Etorouji Shiono reste l’une des belles découvertes de ces dernières années. Alors que de nombreux lecteurs piaffent d’impatience entre chaque tome de Berserk, Ki-Oon a eu le coup de cœur pour Übel Blatt, une autre saga de dark-fantasy, plus moderne, plus « hype », qui a son petit succès au Japon. Mais ce qui différencie Ki-Oon des autres éditeurs francophones, c’est qu’ils ont le nez pour débusquer ces séries qui, sans être inconnues au Japon, ne sont pas de grosses ventes pour autant, mais sont taillées pour le marché occidental. Übel Blatt en est le prototype. Graphisme léché, histoire sombre et pourtant grand public, un peu de fanservice au passage, que demande le peuple ? L’auteur, de son côté, semble avoir la bougeotte, et a du mal à se fixer sur cette seule série. Perfectionniste, apparemment décidé à aller chercher l’inspiration ailleurs que dans les sempiternelles thématiques 100% nippones, il passe ici de la fantasy au space-opera, un autre genre sous-représenté au Japon. Avec le même bonheur ? Voyons ça…
D’emblée, une chose étonne : si le bouquin jouit d’une belle fabrication, et d’une jaquette toujours aussi classe, le logo n’est pas celui de Ki-Oon. C’est ainsi l’une des premières fois que Doki-Doki, la branche manga des éditions Bamboo, édite un best-seller en puissance, profitant pour ça de la parfaite rampe de lancement qu’est la Japan Expo, cette orgie qui concentre l’équivalent d’un mois de parutions sur 3 jours. On peut supposer qu’ils ont cassé leur tirelire, Ki-Oon aimant généralement mener une politique d’auteurs. Mais trêve de bavardage, nous sommes ici pour parler de Zelphy, pas de son éditeur…
Le jeune Lysja est le prince déchu d’un royaume concassé par les velléités hégémoniques d’Aion, un conglomérat militaire quelque peu tentaculaire. Alors qu’il mène une vie guère palpitante dans les tréfonds d’une cité spatiale, systématiquement recalé lorsqu’il se présente au concours d’entrée à l’Armée, il se retrouve embringué dans une histoire qui, de prime abord, le dépasse… Sauf que lors d’un drôle de combat, il va croiser un chat parlant qui va, d’un coup de patte, régler son cœur artificiel défaillant, et lui offrir une force aussi colossale qu’inattendue. Après de multiples rencontres et mésaventures, il finit par se mettre à dos les plus hautes instances des Gardiens d’Aion, qui mettent tout en œuvre pour le détruire. Mais est-ce bien lui qu’ils pourchassent ?
S’il est une chose que l’on ne peut reprocher à Etorouji Shiono, c’est le manque d’ambition.
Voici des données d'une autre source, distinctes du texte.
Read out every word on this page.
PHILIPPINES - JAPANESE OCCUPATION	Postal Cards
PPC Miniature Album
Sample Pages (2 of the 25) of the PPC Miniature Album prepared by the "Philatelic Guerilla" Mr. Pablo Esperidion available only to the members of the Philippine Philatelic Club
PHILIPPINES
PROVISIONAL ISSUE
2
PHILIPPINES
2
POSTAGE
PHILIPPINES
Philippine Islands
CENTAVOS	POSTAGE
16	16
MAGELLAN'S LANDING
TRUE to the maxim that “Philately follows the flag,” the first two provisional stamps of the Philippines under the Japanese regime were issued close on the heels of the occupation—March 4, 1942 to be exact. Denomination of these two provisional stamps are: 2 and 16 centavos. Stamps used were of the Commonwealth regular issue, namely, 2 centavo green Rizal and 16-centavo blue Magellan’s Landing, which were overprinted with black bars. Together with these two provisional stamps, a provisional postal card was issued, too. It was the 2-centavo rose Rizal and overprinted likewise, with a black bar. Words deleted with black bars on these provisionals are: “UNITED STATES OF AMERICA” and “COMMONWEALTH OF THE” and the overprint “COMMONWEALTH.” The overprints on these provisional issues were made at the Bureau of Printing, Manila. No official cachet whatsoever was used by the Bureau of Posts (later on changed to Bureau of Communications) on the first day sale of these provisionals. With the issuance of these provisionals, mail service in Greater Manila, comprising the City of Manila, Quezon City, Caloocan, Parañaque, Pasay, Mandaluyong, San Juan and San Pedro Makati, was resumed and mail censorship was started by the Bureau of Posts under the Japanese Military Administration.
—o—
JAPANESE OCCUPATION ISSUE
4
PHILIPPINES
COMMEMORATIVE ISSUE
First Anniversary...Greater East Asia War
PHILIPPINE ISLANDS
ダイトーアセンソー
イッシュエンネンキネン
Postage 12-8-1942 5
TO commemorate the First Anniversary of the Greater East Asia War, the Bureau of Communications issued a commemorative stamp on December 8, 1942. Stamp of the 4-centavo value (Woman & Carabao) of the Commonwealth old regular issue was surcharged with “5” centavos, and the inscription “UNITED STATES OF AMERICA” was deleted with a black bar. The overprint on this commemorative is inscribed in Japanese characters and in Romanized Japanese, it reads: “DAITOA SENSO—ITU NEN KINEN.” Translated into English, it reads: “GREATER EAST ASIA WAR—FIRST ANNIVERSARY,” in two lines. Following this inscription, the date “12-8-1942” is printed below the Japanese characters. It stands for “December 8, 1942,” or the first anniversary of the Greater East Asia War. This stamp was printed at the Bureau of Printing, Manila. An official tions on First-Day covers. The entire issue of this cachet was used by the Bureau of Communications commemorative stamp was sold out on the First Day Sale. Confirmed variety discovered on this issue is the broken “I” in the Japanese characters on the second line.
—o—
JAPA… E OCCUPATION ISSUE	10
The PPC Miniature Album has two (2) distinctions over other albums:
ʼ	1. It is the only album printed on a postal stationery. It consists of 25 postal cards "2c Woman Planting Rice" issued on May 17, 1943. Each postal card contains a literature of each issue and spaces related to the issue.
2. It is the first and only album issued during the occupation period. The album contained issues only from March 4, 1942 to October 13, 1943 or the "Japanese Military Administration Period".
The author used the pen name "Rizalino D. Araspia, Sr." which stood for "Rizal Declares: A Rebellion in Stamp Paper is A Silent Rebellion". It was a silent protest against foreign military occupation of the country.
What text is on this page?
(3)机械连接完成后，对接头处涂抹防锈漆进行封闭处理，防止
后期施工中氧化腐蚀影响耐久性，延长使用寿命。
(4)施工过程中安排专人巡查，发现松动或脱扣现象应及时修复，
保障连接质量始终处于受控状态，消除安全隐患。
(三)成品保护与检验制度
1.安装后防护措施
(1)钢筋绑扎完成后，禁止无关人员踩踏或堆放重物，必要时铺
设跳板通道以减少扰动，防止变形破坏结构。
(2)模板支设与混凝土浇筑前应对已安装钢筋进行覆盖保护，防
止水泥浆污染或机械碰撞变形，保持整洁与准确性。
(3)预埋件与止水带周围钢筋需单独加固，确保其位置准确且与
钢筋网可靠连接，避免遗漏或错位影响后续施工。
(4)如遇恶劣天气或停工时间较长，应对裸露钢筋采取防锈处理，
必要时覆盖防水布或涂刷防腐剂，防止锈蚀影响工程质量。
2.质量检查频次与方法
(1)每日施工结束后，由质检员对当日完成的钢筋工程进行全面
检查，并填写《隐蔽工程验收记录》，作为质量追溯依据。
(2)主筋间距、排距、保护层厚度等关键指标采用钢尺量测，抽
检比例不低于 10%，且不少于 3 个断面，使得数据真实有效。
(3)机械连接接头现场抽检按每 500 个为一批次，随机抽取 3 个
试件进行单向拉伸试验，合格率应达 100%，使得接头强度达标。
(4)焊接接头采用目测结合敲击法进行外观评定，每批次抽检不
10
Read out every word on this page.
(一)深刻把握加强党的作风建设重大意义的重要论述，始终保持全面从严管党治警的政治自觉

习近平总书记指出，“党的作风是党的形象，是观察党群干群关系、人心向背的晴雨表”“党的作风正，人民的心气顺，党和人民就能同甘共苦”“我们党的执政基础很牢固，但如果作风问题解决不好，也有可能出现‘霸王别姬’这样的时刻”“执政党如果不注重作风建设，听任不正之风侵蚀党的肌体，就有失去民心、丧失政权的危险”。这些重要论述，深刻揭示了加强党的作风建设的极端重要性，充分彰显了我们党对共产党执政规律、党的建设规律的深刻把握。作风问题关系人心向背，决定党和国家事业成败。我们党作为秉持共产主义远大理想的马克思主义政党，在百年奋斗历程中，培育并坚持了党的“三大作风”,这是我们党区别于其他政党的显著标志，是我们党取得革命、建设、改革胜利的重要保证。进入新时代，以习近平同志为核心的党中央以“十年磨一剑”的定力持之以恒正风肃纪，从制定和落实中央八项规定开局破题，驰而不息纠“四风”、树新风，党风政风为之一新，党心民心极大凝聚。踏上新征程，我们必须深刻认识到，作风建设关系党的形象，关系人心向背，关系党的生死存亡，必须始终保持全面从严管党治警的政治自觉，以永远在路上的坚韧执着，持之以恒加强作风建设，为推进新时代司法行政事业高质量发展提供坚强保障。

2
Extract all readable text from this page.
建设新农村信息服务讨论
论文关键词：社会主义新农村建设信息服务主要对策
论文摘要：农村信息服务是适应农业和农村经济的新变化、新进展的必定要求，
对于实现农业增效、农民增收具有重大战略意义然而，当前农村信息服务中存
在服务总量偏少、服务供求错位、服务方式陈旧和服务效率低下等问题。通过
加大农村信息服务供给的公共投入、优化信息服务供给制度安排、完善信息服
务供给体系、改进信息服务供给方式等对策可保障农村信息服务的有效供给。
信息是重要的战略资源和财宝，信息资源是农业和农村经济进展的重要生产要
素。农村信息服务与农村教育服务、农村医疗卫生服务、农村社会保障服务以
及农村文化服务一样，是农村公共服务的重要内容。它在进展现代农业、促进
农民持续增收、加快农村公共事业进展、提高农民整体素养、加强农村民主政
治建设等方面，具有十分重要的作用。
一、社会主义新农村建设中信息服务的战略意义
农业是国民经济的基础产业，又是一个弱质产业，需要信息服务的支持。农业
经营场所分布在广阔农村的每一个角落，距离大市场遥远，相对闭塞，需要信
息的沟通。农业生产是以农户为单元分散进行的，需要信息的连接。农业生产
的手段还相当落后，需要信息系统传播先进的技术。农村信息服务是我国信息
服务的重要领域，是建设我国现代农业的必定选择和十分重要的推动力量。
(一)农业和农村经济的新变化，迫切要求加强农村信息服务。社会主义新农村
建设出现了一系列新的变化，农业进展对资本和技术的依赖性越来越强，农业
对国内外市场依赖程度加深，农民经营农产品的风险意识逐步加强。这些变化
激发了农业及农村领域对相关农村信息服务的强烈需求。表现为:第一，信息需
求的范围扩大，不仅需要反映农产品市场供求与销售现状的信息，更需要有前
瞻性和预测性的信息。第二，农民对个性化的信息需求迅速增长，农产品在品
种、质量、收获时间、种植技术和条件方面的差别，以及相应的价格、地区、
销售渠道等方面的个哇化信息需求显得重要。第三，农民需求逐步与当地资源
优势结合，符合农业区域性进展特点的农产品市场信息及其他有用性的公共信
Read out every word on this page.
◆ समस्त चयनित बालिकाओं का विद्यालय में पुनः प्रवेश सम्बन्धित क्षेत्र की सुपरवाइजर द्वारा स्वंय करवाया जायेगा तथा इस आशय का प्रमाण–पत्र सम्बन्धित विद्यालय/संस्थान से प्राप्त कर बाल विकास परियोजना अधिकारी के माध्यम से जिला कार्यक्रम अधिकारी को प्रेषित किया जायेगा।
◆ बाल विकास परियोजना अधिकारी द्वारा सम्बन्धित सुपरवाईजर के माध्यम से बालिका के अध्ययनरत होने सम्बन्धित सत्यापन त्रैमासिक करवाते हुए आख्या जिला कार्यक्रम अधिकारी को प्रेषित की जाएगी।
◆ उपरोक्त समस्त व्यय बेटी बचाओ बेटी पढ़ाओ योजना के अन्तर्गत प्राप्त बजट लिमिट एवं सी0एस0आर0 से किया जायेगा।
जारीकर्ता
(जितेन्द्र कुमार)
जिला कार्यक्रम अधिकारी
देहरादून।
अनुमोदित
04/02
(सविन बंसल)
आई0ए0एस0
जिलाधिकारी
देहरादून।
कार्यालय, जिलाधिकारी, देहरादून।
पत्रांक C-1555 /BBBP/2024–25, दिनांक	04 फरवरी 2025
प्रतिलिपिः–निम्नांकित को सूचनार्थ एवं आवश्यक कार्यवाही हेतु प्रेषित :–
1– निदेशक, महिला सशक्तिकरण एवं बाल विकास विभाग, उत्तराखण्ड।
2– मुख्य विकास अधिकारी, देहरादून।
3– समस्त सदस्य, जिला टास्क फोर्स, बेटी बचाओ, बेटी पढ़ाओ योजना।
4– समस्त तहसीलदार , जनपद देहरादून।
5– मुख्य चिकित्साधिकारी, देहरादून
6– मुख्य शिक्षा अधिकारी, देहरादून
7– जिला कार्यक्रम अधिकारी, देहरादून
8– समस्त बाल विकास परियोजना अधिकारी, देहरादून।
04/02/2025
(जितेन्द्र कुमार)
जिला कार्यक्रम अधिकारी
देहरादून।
Sa soif de raconter des histoires lui joue parfois des tours, et le lecteur se retrouve d’emblée bombardé d’informations. Les amateurs de science-fiction ne seront pas dépaysés, tant les sujets traités ne sont jamais foncièrement originaux. Ce qui leur donne de l’épaisseur, c’est le cumul d’idées, ce melting-pot de petits concepts qui, mis bout à bout, créent un bouillonnement réellement rafraichissant. Entre l’armée équipant ses nouveaux soldats d’un implant les rendant, certes, plus forts, mais surtout plus obéissants, entre Pico Pico, la batterie increvable et dotée de sentiments, et Énoc, le chat hébergeant le cerveau d’un vieux pirate, c’est un joyeux foutoir, plaisant et franchement jubilatoire. La présence de jolies filles restant un tic de l’auteur, tout est en place pour une épopée que ne renierait ni Yukito Kishiro (Gunnm), ni Buichi Terasawa (Cobra).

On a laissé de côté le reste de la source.